Met onderverdeling naar VASTE ACTIVA (uitgesplitst naar Immateriële VA, Materiële VA en Financiële VA), VLOTTENDE ACTIVA, (uitgesplitst naar Voorraden, Vorderingen, Kortlopende effecten en Liquide middelen), EIGEN VERMOGEN (uitgesplitst naar Algemene reserve, Bestemmingsreserves en Overige reserves en fondsen), VOORZIENINGEN, LANGLOPENDE SCHULDEN en KORTLOPENDE SCHULDEN

Staat / Raming van Baten en Lasten

De BATEN, uitgesplitst naar Rijksbijdrage, Overige overheidsbijdragen en subsidies, college-, cursus- en/of examengelden, Baten in opdracht van derden en Overige baten.

De LASTEN, uitgesplitst naar Personeelslasten, Afschrijvingen, Huisvestingslasten en Overige lasten.

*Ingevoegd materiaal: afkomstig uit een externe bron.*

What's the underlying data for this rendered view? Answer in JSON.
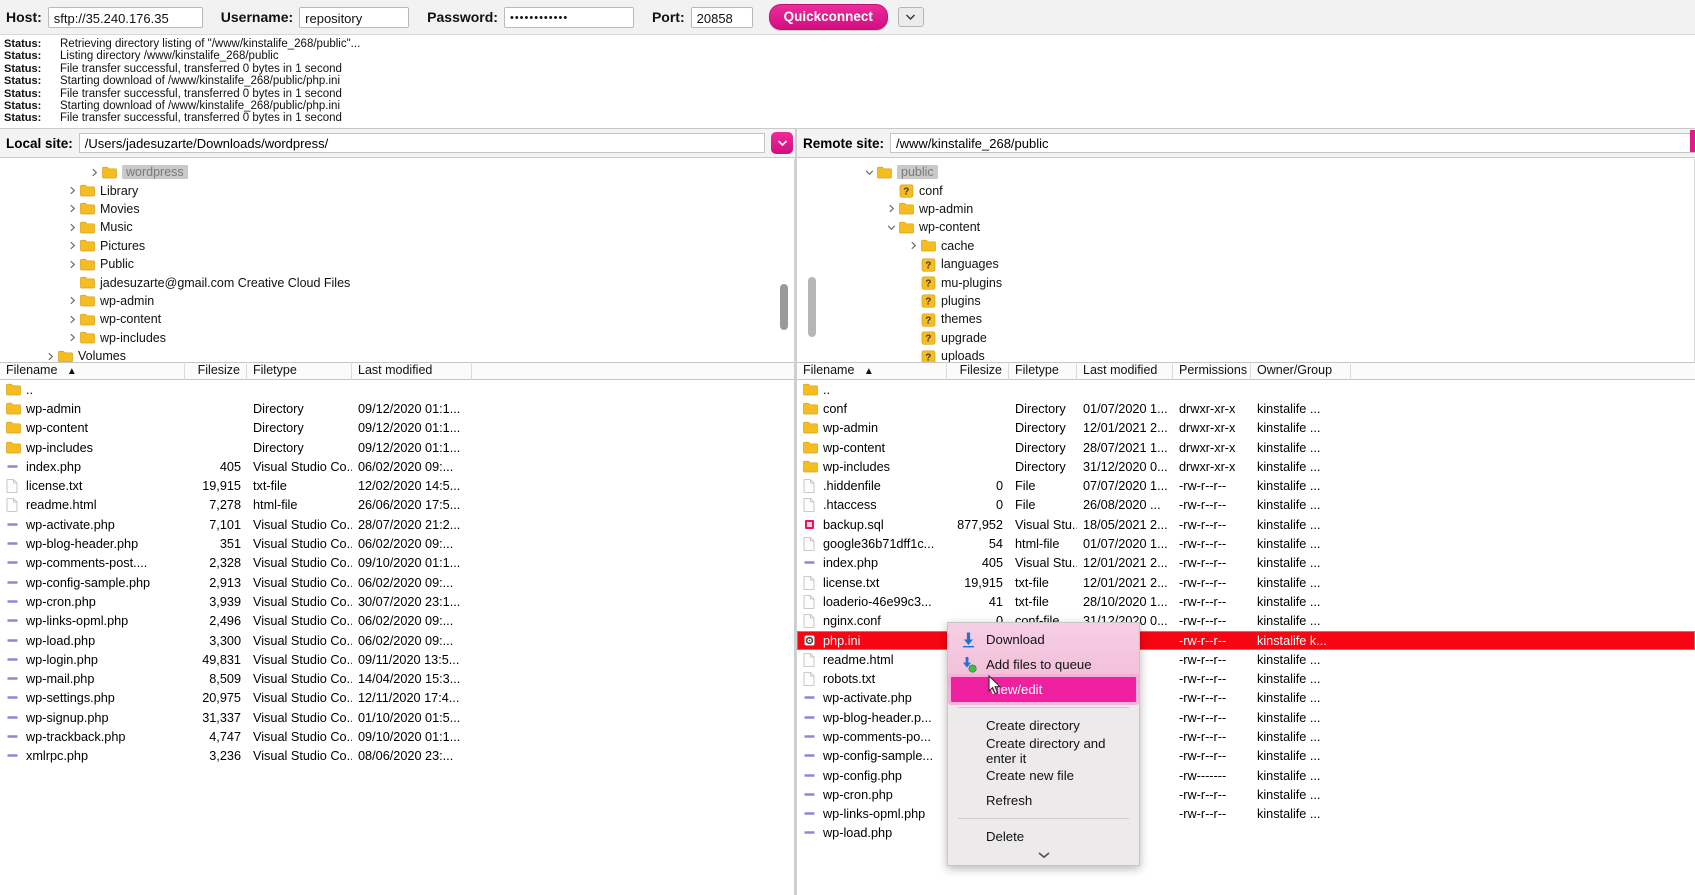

Het Saldo Baten en lasten uit de gewone bedrijfsvoering, Saldo baten en lasten uit de financiële bedrijfsvoering, Saldo buitengewone baten en lasten.

Totaal resultaat

Toelichting

In een nadere toelichting bij de posten geeft het bestuur aan welke belangrijke ontwikkelingen zij verwacht. Het gaat daarbij met name om

  • belangrijke ontwikkelingen in de baten en lasten, mede op basis van de verwachte ontwikkeling van kengetallen en bekostigingsvariabelen

  • het huisvestingsbeleid (eigendom en huur, doordecentralisatie, voorgenomen bouwprojecten en andere bouwkundige investeringen) en de financiering daarvan

  • de overige voorgenomen investeringen en projecten

  • de ontwikkelingen rond contractactiviteiten en zogeheten derde geldstroomactiviteiten

  • verwachte mutaties in reserves (onderscheiden naar de algemene reserves, de bestemmingsreserves, en overige reserves en fondsen) en voorzieningen

B. Overige rapportages

B1. Rapportage aanwezigheid en werking van het interne risicobeheersings- en controlesysteem.

In dit onderdeel geeft het bestuur aan op welke wijze het interne risicobeheersingssysteem is ingericht en hoe dit in de praktijk functioneert. Daarbij wordt aangegeven welke resultaten hiermee zijn bereikt en welke aanpassingen eventueel worden doorgevoerd in de komende jaren.

B2. Beschrijving van de belangrijkste risico’s en onzekerheden

Het bestuur geeft aan voor welke risico’s en onzekerheden zij zich in de komende jaren ziet geplaatst en op welke wijze zij passende maatregelen treft om aan deze risico’s en onzekerheden het hoofd te bieden. Waar nodig en relevant wordt dit aangevuld met een cijfermatige toelichting.

B3. Rapportage toezichthoudend orgaan.

In deze rapportage geeft het toezichthoudend orgaan aan op welke wijze zij het bestuur ondersteunt en/of adviseert over de beleidsvraagstukken en de financiële problematiek.